On the contrary, why is C so staggeringly slow compared
with Erlang, Clean, and SML?  (On my desktop machine, that
is.  On my laptop, it ran for a LONG time and then other
things started dying.  Hint: no GC.)

There are at least five differences between your C++
and Erlang examples:

(1) List processing vs array processing.
(2) Memory allocation costs (malloc() can be  S  L  O  W).
(3) Static type system.
(4) Truncating arithmetic.
(5) Loop unrolling.
and there may be an issue of
(6) native code compilation vs emulated code.

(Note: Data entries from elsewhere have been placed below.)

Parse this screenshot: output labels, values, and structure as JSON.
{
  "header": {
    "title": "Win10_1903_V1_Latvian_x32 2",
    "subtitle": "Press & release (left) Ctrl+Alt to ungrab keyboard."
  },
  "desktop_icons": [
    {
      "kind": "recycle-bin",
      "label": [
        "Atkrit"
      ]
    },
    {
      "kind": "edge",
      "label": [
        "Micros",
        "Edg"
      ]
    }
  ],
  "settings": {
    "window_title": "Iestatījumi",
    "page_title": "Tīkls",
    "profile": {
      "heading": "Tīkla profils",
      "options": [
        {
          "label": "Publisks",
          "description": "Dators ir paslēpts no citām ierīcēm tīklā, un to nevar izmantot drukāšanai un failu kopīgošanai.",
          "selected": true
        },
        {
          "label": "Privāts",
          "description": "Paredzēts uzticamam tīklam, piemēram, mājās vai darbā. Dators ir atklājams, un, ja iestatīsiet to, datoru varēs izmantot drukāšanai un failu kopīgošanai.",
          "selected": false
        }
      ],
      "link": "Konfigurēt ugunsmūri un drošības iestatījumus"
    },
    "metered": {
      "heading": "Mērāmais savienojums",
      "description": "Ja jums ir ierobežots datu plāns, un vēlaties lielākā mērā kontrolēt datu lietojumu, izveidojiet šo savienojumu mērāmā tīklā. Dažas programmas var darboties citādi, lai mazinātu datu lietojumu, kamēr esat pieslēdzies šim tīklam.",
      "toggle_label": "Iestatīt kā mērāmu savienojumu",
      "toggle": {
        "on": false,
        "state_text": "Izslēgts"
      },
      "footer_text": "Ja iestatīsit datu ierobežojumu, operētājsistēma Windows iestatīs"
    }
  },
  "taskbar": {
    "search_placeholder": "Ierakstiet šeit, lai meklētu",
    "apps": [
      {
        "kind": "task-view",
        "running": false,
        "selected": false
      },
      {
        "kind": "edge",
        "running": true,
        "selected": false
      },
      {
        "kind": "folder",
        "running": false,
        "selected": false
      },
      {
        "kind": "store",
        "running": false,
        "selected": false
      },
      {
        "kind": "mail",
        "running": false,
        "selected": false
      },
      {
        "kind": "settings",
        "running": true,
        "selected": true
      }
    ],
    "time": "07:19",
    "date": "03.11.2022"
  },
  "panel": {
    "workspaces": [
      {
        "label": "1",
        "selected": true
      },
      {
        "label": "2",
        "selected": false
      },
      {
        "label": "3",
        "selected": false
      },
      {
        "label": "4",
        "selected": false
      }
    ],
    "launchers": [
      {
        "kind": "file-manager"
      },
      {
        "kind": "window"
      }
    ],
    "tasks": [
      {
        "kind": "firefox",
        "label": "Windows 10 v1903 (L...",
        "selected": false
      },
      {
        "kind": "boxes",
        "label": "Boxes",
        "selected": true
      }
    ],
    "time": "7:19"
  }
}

The SML, Clean, C, and C++ programs use *truncating*
integer arithmetic.  The Erlang program uses unbounded
integer arithmetic, with no prospect of overflow.  It
takes extra time to be ready for that.

The fast Erlang code doesn't use a list, it uses an
*unrolled* list:
  -type urlist(T) :: {T,T,T,T,urlist(T)}
    | {T,T,T} | {T,T} | {T} | {}.

For example, {1,2,3,4,{5,6,7,8,{}}}.
The Erlang (unrolled data) code does this, with manual
loop unrolling.  I have library code for unrolled
strict lists in Haskell, Clean, and SML, but not (yet)
for Erlang.

Thinking about unrolling is fair because this is something
that C and C++ compilers routinely do these days.
>
>  Or I do not configure  the right parameter?

Assuming we are using similar machines, it is possible that
your Erlang code was running emulated, not native.